UNKNOWABLE AT THE TIME, THE LOCATION THEY ARE IN WOULD ONE DAY BECOME THE LAST REFUGE OF TRUE 8000m ALPINISM, SO THE PORTRAYAL OF THE ENVIRONMENT IS WITHOUT THE ALARMING CONTAST IT IS TODAY. THEY KNOW HOW REMOTE THEY ARE, AND HOW IT AFFECTS THE TEAM, BUT DON’T REALIZE THAT WITHIN A DECADE WHAT THEY ARE SEEING WILL BE THE LAST OF ITS KIND.

.

FOR THE READER OF FEEDING THE RAT EXPEDITIONS CONTENT – THE FEW THERE ARE – K2 NORTH RIDGE 1990 IS THE MOST USEFUL DESCRIPTION OF WHAT IS OUT THERE. RATHER THAN THE ROMANTIC STUFF OF TILLMAN AND SHIPTON OR THE PROFESSIONAL ATHLETE STUFF OF WIELICKI AND DUJMOVITZ, THIS IS WHAT GOES ON FROM ALL THE PERSONAL FOIBLES IN LITTLE TENTS TO THE GRANDNESS OF THE LOCATION. THE DETAILS ABOUT GEAR, FOOD, PERSONALITIES, LOGISTICS AND HUMAN INTERACTION ARE HUMAN AND REAL WITHOUT EVER GETTING IN THE WAY OF EACH OTHER TO CROWD THE STORY, GIVEN PERSPECTIVE BY THE FACT THAT THIS WAS AN EXPEDITION THAT FEW RECALL, THAT DIDN’T CLIMB ANYTHING NEW, THAT HAD NO DRAMATIC DEATHS AND AS FAR AS THESE THINGS GO, WENT OFF RATHER SMOOTHLEY.

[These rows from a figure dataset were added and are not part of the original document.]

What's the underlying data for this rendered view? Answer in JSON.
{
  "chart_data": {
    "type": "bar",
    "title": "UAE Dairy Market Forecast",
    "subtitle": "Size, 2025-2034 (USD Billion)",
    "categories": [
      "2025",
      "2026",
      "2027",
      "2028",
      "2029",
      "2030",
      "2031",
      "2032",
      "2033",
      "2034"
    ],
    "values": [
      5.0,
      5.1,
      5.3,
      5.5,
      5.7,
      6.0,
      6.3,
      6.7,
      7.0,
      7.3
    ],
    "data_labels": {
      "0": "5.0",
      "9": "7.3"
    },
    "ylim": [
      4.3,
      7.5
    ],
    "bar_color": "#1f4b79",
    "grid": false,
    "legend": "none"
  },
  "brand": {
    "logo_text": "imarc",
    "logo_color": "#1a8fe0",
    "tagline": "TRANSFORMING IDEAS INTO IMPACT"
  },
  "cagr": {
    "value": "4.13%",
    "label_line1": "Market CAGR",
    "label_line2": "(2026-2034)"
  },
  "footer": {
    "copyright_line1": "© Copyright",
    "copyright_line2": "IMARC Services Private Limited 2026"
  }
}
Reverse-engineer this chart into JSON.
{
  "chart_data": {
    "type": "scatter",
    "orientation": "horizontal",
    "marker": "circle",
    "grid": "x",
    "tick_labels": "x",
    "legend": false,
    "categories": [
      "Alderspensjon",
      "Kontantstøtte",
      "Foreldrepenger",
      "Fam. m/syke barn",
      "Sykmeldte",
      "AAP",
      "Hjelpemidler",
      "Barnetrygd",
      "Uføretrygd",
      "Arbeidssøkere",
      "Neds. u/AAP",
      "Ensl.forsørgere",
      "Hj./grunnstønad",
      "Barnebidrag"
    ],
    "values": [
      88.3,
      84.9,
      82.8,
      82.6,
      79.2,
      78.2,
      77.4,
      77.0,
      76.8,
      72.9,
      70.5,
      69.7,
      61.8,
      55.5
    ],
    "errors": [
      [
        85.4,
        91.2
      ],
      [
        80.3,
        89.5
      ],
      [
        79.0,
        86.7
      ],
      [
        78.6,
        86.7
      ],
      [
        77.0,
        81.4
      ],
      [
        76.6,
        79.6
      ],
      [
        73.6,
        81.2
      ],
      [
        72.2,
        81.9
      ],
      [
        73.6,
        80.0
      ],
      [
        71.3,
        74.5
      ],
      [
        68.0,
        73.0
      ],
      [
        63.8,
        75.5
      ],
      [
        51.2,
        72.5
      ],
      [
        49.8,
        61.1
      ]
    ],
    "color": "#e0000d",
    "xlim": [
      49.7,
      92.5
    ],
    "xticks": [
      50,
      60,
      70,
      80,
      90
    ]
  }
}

IN IT’S WAY K2 NORTH RIDGE 1990 IS THE ANTIDOTE TO THE BLOCKBUSTER TALES, OF HOW A SUCCESSFUL ASCENT GOES, IN A VERY REMOTE PLACE. IF YOUR IDEAS HAVE BEEN BUILT ON A DIET OF KRAKAUR, HERZOG AND McDONALD WHAT’S HERE WILL PIERCE THE BESTSELLER FORMAT YET AVOID THE NECESSARY BREVITY OF A PURE REPORT, WITH A GLIMPSE OF SOMETHING CLOSER TO AL ALVAREZ’S FEEDING THE RAT THAN MOST ELSE THAT’S OUT THERE.